Steven Engel, who was a senior lawyer in the Justice Dept in charge of detainee policy, said that "this seems fundamentally consistent with the positions of the prior administration." Eric Holder's Justice Dept lawyers also inserted the word "substantially" in front of "support" of terrorists to make is seem that they are more meticulous in their legal justification. What is simply breathtakingly disappointing is that Holder argued that these policies are somehow rooted in International Law! This is exactly what Bush had argued! And it is exactly why his appearance in front of the ICC in the Hague seems a possibility (however remote) in the future. Just because there was one case of "enemy combatant" after WWII, this does not give the US the right to hold individuals in detention indefinitely without bringing charges just because the President, the Congress, or God himself said so. This is illegal! Period!

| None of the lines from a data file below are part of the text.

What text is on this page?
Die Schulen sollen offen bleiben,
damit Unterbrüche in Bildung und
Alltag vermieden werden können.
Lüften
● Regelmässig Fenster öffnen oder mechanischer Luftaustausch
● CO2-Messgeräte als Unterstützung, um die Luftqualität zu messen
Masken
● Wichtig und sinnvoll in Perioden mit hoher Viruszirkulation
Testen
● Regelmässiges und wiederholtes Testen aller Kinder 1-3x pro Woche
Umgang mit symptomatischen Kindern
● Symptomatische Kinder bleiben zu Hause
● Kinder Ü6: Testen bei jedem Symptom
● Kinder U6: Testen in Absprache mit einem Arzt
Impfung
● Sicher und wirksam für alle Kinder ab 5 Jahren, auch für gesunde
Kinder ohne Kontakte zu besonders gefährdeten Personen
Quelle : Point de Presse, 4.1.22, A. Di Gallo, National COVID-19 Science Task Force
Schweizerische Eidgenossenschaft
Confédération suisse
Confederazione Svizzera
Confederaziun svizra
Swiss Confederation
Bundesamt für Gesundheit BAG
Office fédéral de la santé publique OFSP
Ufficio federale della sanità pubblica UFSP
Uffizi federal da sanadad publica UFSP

I understand that there are so many legal complexities in these cases and that some, if not many, of these individuals might be dangerous to the security of our nation. But to violate our very basic ideals is to be defeated by the enemy who holds himself to no such standard. We live in a democracy, a society ruled by law which, while imperfect and full of loopholes, is the best thing we could have come up with in the past 200 years. To throw this whole network of laws into disarray on the basis of the current (and temporary) threat to our national security is to admit defeat by exposing the fragility of our democracy and the hypocrisy of our values.

President Obama has shown immense boldness in dealing with a lot of issues and has began to implement many of his campaign promises. His policies, as I wrote in earlier posts, have led to real improvement in the life of prisoners like al-Marri. Ending the Guantanamo shame, however, remains a promise yet to be fulfilled. And he will be held accountable now that he has taken ownership of this legacy stained with war crimes.

As a constitutional lawyer I am sure that Obama is aware of former Supreme Court Justice Louis Brandeis' famous creed that "the greatest dangers to liberty lurk in insidious encroachment by men of zeal, well-meaning but without understanding." President Obama should laminate this quote and put it above his desk in the Oval Office.